La Léontine
Si le vin naît souvent d’une histoire d’homme, chez nous c’est plutôt une histoire de femme, et quelle femme ! « La Léontine » (notre arrière grand-mère) née en1889, fut une vigneronne, une vraie !
Ayant affronté les guerres, le veuvage, la rudesse du travail de la terre avec force et courage, rien, ni personne, ne l’a jamais empêchée de prendre soin de ses 2 hectares de vignes… ni de confectionner de fameux fromages de vaches et de « chieuves » (chèvres).
Cet amour du travail bien fait, elle l’a d’abord transmis à ses fils Louis et Émile (notre grand-père) et très tôt à son petit-fils Serge (notre père). Enfant, il la suivait comme son ombre et aujourd’hui encore il nous parle religieusement de chacun de ses gestes : « la grand-mère Léontine faisait « comme ça ! » et tu pouvais passer derrière elle, le travail était fait « d’aplomb ! » « à l’adroit ! ». À nous maintenant de perpétuer cet héritage du respect de la terre, de la vigne, du vin et du travail.
Émile
Émile (notre grand-père) fut un exemple de gentillesse, de générosité et de calme. Il a su s’adapter aux débuts de la mécanisation afin de transformer petit à petit son exploitation de la polyculture à la monoculture de la vigne (5 hectares en 1950).
Il a donc consacré de plus en plus de temps à l’élaboration de ses vins pendant que Maria (sa femme) s’attaquait, elle, à la commercialisation en bouteille !
À l’époque (après-guerre), beaucoup de Pouilly-Fumé était consommé dans les restaurants et bistrots nivernais et parisiens et l’on pouvait sentir les prémices de l’essor du commerce à l’exportation. Emile et Maria n’étaient pas peu fiers de leur première vente de bouteilles de Pouilly-Fumé en Angleterre ! (client très fidèle jusqu’à aujourd’hui encore !)
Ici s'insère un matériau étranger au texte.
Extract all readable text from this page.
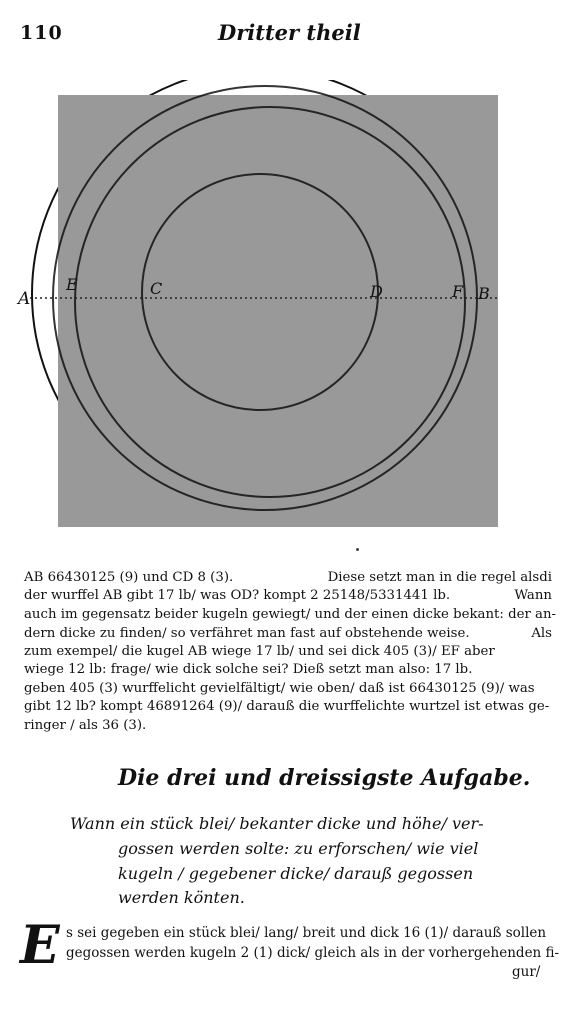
110	Dritter theil
A
E	C	D	F B
AB 66430125 (9) und CD 8 (3).	Diese setzt man in die regel alsdi
der wurffel AB gibt 17 lb/ was OD? kompt 2 25148/5331441 lb.	Wann
auch im gegensatz beider kugeln gewiegt/ und der einen dicke bekant: der an-
dern dicke zu finden/ so verfähret man fast auf obstehende weise.	Als
zum exempel/ die kugel AB wiege 17 lb/ und sei dick 405 (3)/ EF aber
wiege 12 lb: frage/ wie dick solche sei? Dieß setzt man also: 17 lb.
geben 405 (3) wurffelicht gevielfältigt/ wie oben/ daß ist 66430125 (9)/ was
gibt 12 lb? kompt 46891264 (9)/ darauß die wurffelichte wurtzel ist etwas ge-
ringer / als 36 (3).
Die drei und dreissigste Aufgabe.
Wann ein stück blei/ bekanter dicke und höhe/ ver-
gossen werden solte: zu erforschen/ wie viel
kugeln / gegebener dicke/ darauß gegossen
werden könten.
E s sei gegeben ein stück blei/ lang/ breit und dick 16 (1)/ darauß sollen
gegossen werden kugeln 2 (1) dick/ gleich als in der vorhergehenden fi-
gur/
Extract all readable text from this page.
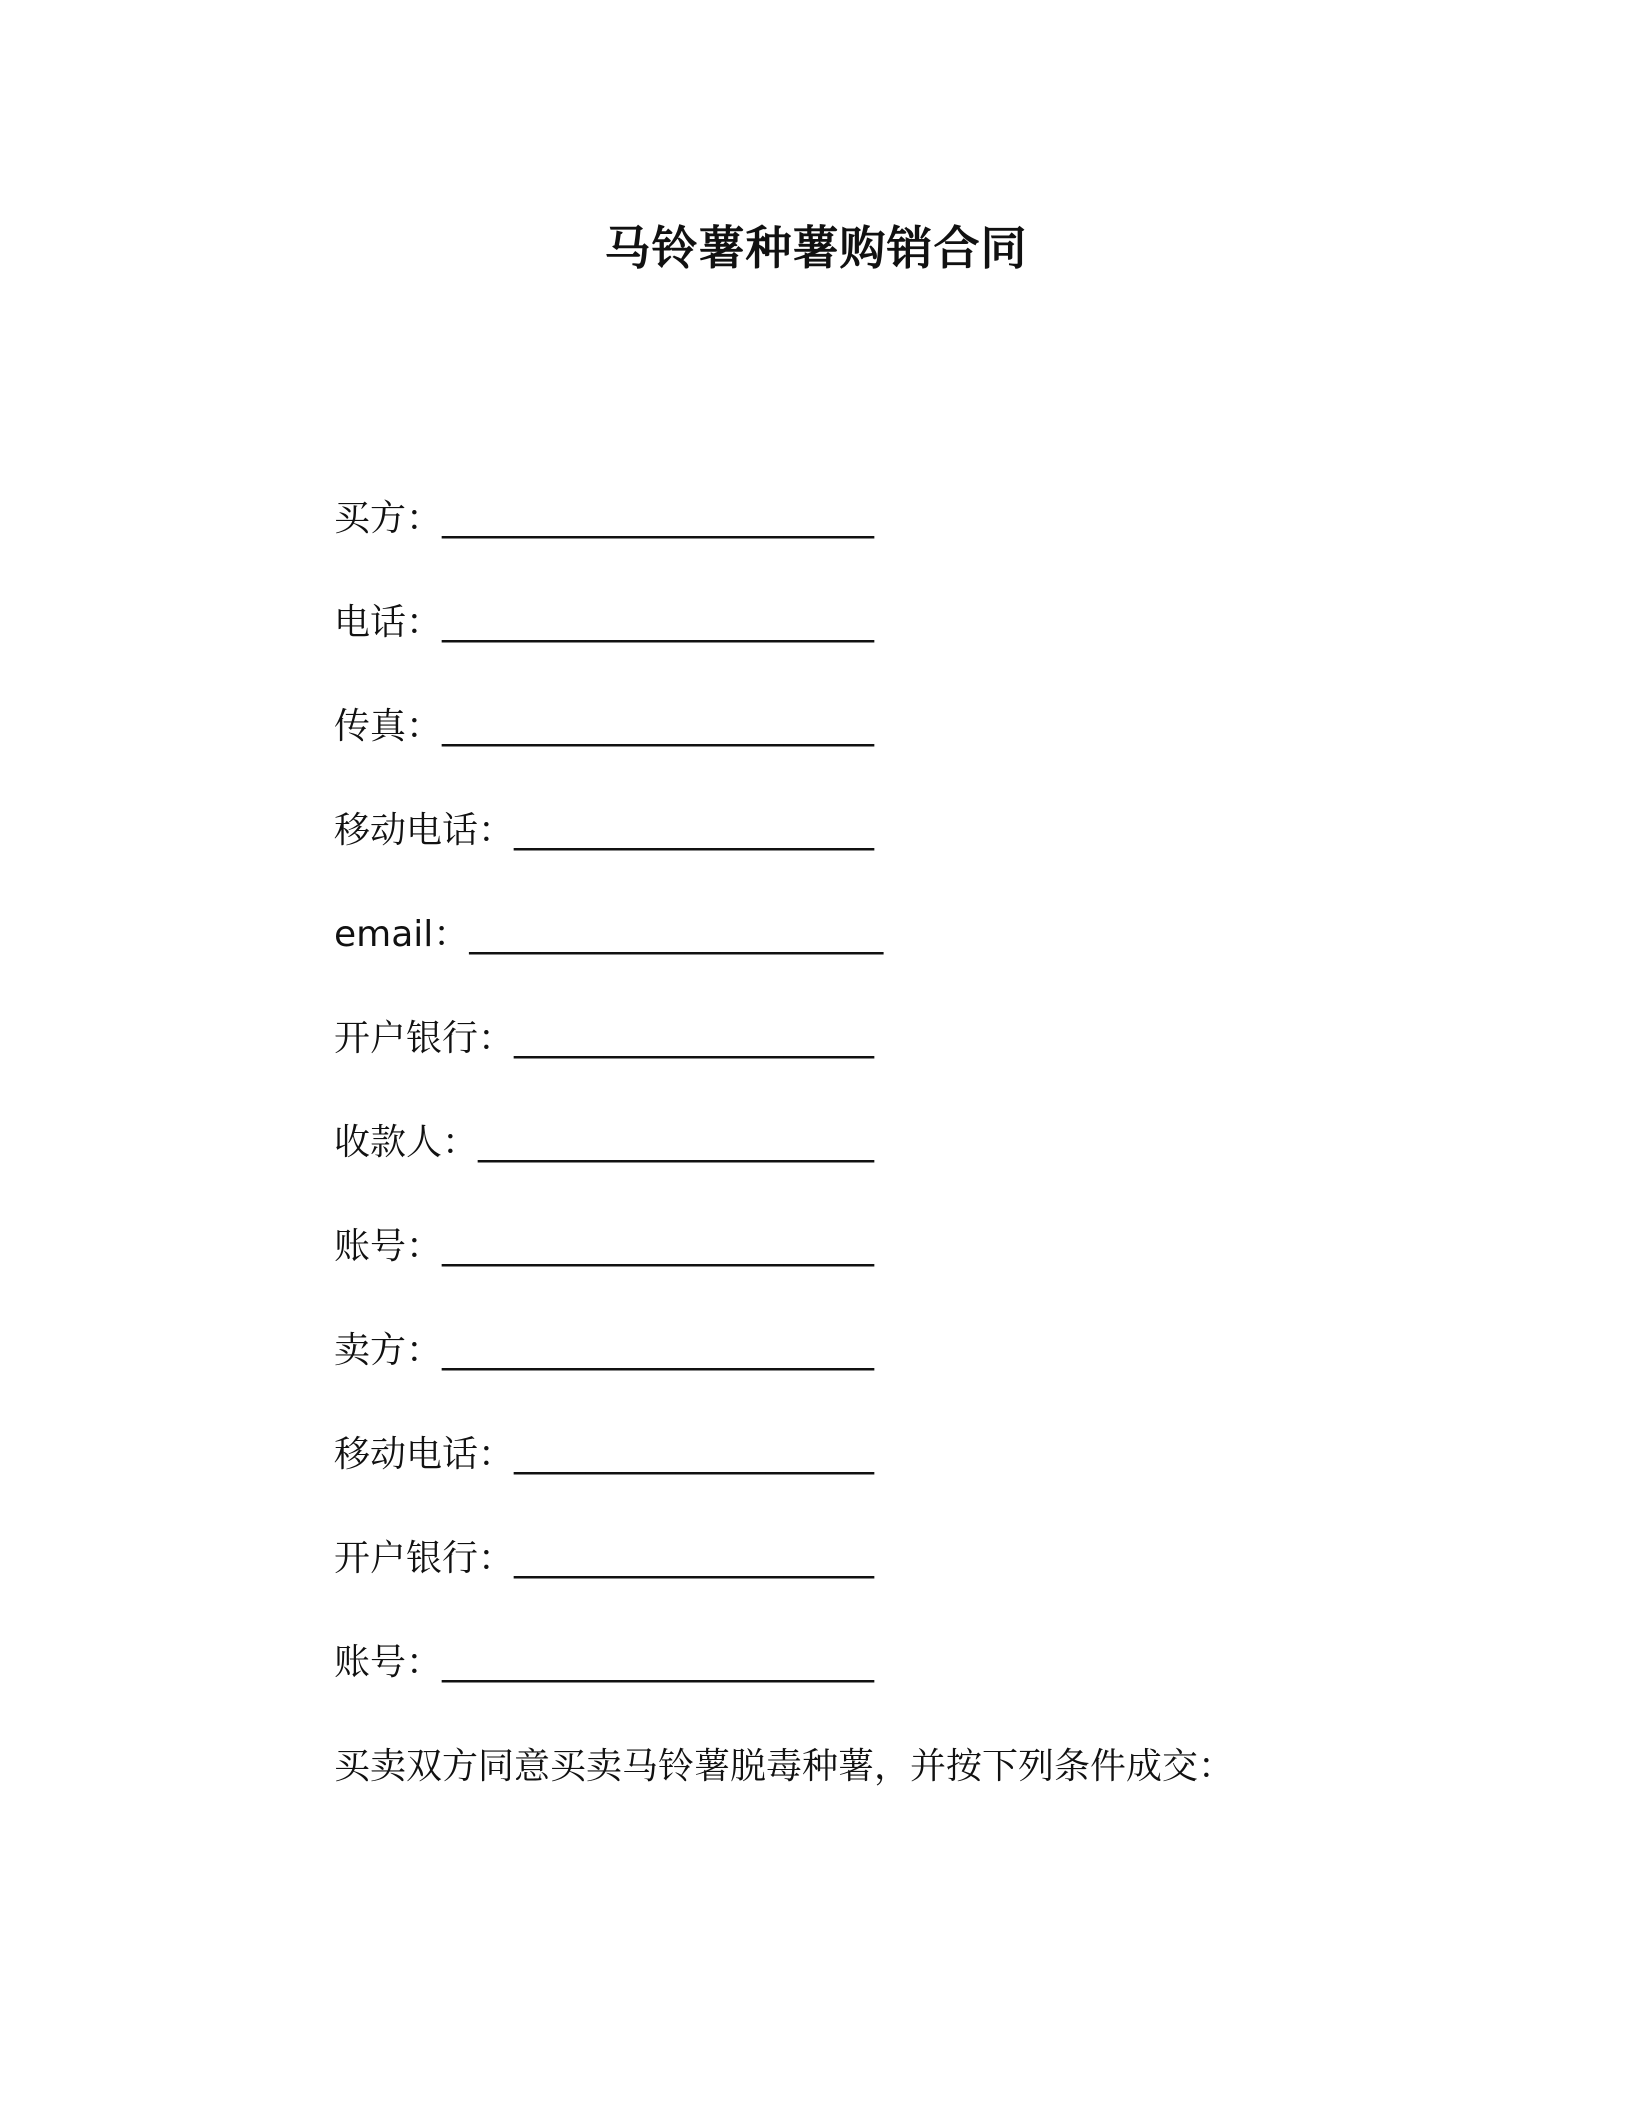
马铃薯种薯购销合同
买方： ________________________
电话： ________________________
传真： ________________________
移动电话： ____________________
email： _______________________
开户银行： ____________________
收款人： ______________________
账号： ________________________
卖方： ________________________
移动电话： ____________________
开户银行： ____________________
账号： ________________________
买卖双方同意买卖马铃薯脱毒种薯，并按下列条件成交：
Hélas, Émile nous a quittés trop vite en 1971 et n’a pas eu la satisfaction de voir son fils Serge (
notre père) développer et moderniser spectaculairement le Domaine, toujours dans la recherche de la qualité.
Serge
Très jeune à la tête du Domaine, en 1971, Serge, perfectionniste dans l’âme, s’intéresse à l’évolution de la mécanisation et travaille même à l’invention de nouveaux matériels viticoles (première rogneuse, broyeuse à sarments…).
C’est un précurseur…
Il se passionne pour les progrès vinicoles et investit dans l’achat de nombreux matériels. Il est l’un des premiers à construire une nouvelle cave en 1987 où il installe des cuves thermo-régulées qui lui permettent de mieux maîtriser les températures de fermentation et donc de mieux conserver les arômes de ses vins.
Serge est un autodidacte…
Il touche à tout, parfois maçon, électricien, ferronnier, soudeur, menuisier… il aime tous les outils et toutes les matières. Si vous cherchez Serge, vous le trouverez dans ses vignes ou dans sa cave, mais surtout dans son atelier de mécanique. Un sécateur, un pressoir, un tracteur… il vous montrera toujours la bonne façon de s’en servir.
Les Dag’
Faire passer son expérience, son savoir-faire, même si cela se déroule parfois dans la tourmente des éclats de voix. Cette alchimie subtile, Serge l’a réalisée avec ses enfants : de père… en filles. Ce sont aujourd’hui les « gamines » qui taillent dans le froid ou rognent en pleine chaleur. Pensez ! Deux filles dans les vignes, pas facile dans ce métier d’homme. Mais comme toujours chez les Dagueneau, le travail et la compétence ont croisé le chemin de la réussite et de la qualité.
Rassure-toi Serge, avec tes Filles le travail est fait « d’aplomb ! » « à l’adroit ! ».
Florence
&
Valérie
Les Filles ! Vous parler de Florence et Valérie, c'est tout d'abord parler de générosité. Cette générosité que l'on retrouve dans leurs vins, leur recherche de qualité, d'excellence. Elles innovent, créent de nouvelles cuvées tout en travaillant leurs vignes avec rectitude et amour du travail bien fait. Vous le savez maintenant, chez les Dagueneau, le vin c'est souvent une histoire de femmes, et quelles femmes ! Bravo les Filles !
Florence nous a quitté en février 2010, emportée par un terrible cancer. Elle nous laisse orphelin de son sourire et de sa douceur. Dieu qu'elle nous a régalé avec ses cuvées ! Nous la chercherons longtemps au milieu des vignes, l'appareil photo tout près du cœur, et « L'esprit de Flo » coulera toujours dans nos verres.